Another bug occurs somewhat less frequently, but is even more crippling: When you double-click on a file in the Finder to open it in its parent application, Mac OS X switches to the parent application, but fails to open the file in question. It’s immensely frustrating and, once it’s started happening, there is nothing you can do to fix it, short of a restart, as far as I can tell. The only way to open files once this starts happening is to switch to the parent application, bring up the “Open…” dialog box, browse to the location where the target is, and open it that way. Needless to say, even with a third-party navigation aid such as Default Folder X, it’s mightily frustrating.

Finally, twice in the past week now I have experienced a very old Mac OS X bug that I thought was gone for good: All of a sudden, when I try launching an application, the application’s Dock icon starts bouncing endlessly in the Dock and the application never fully launches. Instead, eventually (after a few minutes of endless bouncing), the bouncing stops, but the application icon stays there without the status light indicating that it’s open, and right-clicking on it results in an “Application not responding” message.
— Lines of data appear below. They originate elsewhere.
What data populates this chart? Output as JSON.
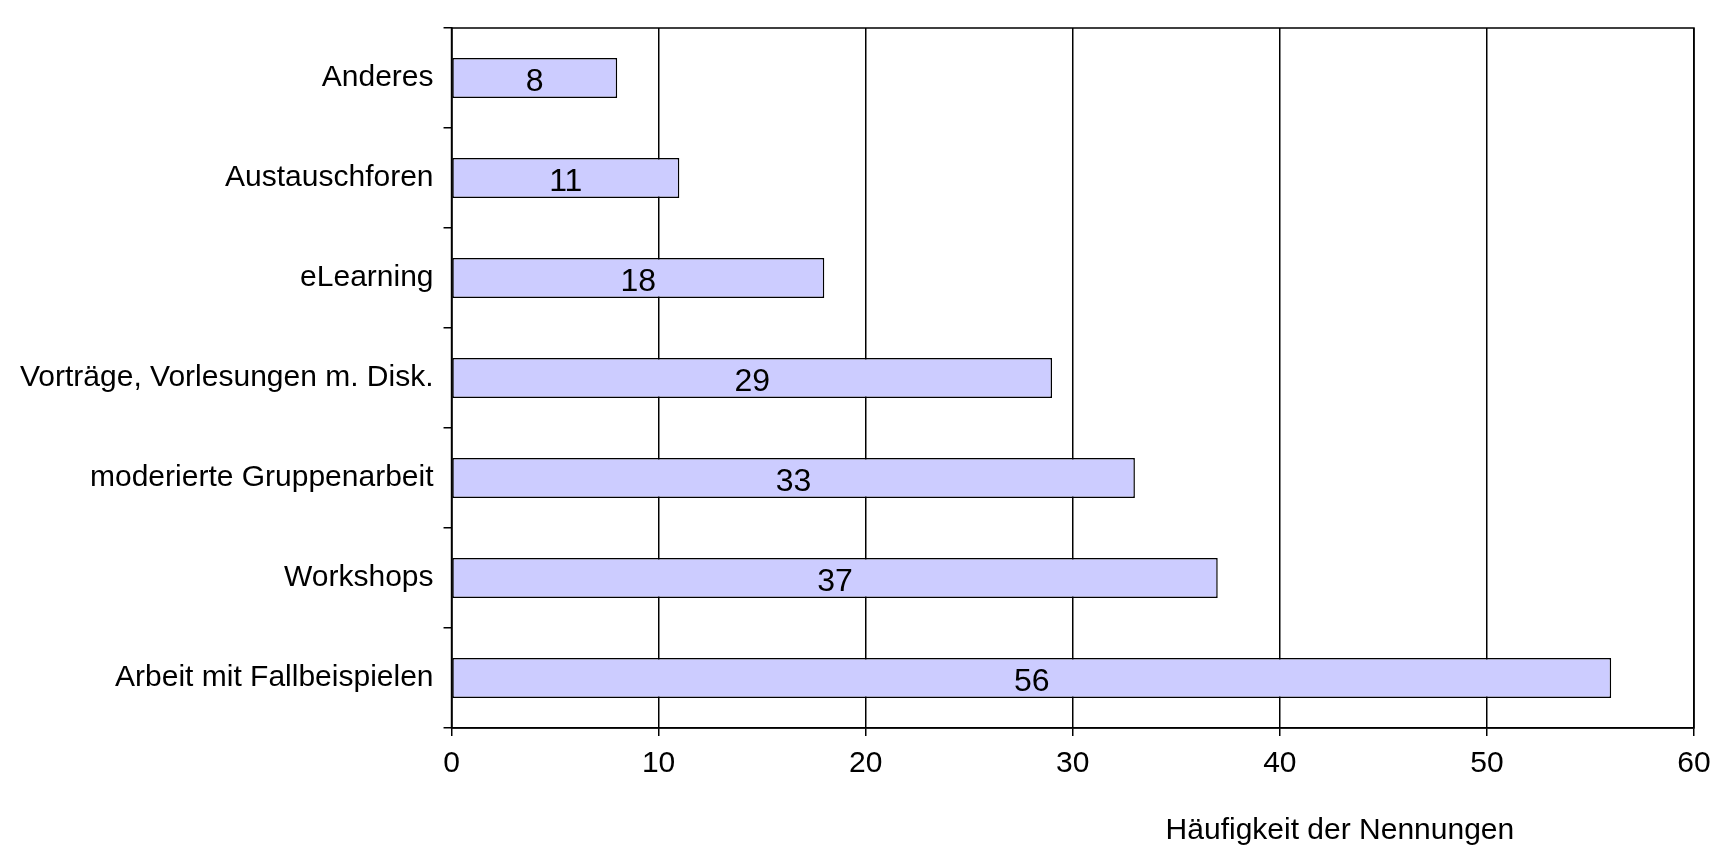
{
  "chart_data": {
    "type": "bar",
    "orientation": "horizontal",
    "xlabel": "Häufigkeit der Nennungen",
    "categories": [
      "Anderes",
      "Austauschforen",
      "eLearning",
      "Vorträge, Vorlesungen m. Disk.",
      "moderierte Gruppenarbeit",
      "Workshops",
      "Arbeit mit Fallbeispielen"
    ],
    "values": [
      8,
      11,
      18,
      29,
      33,
      37,
      56
    ],
    "color": "#ccccff",
    "xlim": [
      0,
      60
    ],
    "xticks": [
      0,
      10,
      20,
      30,
      40,
      50,
      60
    ],
    "grid": "x",
    "data_labels": true,
    "legend": false
  }
}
You can force-quit and try again, but it won’t work any better the second time.

And once this starts happening, if you want to get anything accomplished with your Mac, you really have no choice but to restart the entire machine.

It is hard to believe that Snow Leopard comes with such a crop of crippling, usability-wrecking bugs, especially since it was supposed to be a bug-fixing release.

And of course, since these bugs seem to occur randomly, it’s pretty much impossible to provide Apple with steps to reproduce them. But it does not mean that they don’t exist, and that they are not crippling! It is indeed pretty much impossible to believe that there could be something in my own particular setup that would be causing this. (And I have also seen enough on-line reports that corroborate what I am experiencing.) Unfortunately, the only “solution” with this type of bugs is to wait until Apple’s engineers notice the bugs themselves and actually start seriously working on fixing them.

I also wouldn’t be surprised if all these bugs were somehow related to each other, and part of the revamp of “launch services” in Snow Leopard, which has generated its fair share of controversy, especially with the disappearance of Mac OS X’s support for creator codes.

This is of course not enough for me to want to go through the grief of reverting to Mac OS X 10.5 (Leopard). But it is still a very disappointing turn of events, and I for one cannot wait for Apple to take all these problems really seriously and fix them once and for all.